Men and women are different. There is sex bias in disease prevalence, susceptibility, and severity. Response to drugs is also different.
Historically, most drugs have been optimised for use in males. This is because male animals have been the preferred sex for drug testing.
There is an urgent need to understand the sex-specific biology and mechanisms involved in disease and drug response, towards sex-based treatments.
One of the keys to this understanding lies in establishing whether genes, hormones or both are responsible.
Professor Vincent Harley from the Sex Development Research group at Hudson Institute is part of a team of researchers recently awarded a 5-year, $US3 million National Institutes of Health (USA) grant for the development of a pre-clinical model to identify the mechanisms underlying sex differences in disease.

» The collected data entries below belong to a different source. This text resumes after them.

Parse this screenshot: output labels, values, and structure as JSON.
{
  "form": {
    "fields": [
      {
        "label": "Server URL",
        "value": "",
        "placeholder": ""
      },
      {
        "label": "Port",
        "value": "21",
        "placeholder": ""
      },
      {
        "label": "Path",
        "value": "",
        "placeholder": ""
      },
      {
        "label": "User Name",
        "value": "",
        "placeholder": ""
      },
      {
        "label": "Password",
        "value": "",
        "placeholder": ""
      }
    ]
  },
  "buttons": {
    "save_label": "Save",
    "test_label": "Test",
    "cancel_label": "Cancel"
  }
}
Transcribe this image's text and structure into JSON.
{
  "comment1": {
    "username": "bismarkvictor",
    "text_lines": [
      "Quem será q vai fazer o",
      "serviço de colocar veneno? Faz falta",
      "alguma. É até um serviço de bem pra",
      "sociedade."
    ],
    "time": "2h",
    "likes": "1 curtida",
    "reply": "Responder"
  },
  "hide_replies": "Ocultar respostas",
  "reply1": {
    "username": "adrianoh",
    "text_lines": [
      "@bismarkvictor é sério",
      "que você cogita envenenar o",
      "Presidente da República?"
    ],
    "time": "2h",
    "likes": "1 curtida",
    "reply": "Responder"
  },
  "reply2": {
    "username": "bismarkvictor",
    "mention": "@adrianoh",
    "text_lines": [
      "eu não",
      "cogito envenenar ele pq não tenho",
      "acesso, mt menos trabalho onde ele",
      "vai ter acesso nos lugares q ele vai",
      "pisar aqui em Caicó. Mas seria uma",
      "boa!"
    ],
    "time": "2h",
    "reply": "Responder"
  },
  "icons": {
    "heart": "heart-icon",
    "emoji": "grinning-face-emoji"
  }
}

Working with US collaborators Art Arnold (UCLA), Aron Guerts and Mandy Dwinell (U. Wisconsin), Prof Harley will help to create the so-called ‘Rat Four Core Genotype model’ which will be able to isolate contributions made by the sex hormones versus the sex chromosomes.
The model will provide new information regarding the origins of sex differences by looking at variations from the typical XY (male) and XX (female) chromosomes.
“Successful development of the model relies on a deep understanding of the gene from the Y chromosome known as SRY,” says Prof Harley, who has been studying SRY in the brain and in the gonads since the discovery of SRY at the Crick Institute in London as a postdoc. “Genetic manipulation of the SRY gene to produce XX males and XY females is key,” he says.
Advocacy from sex differences researchers globally, including Prof Harley, has led to policy changes so that the NIH now mandates pre-clinical researchers to consider sex as a biological variable in grant proposals.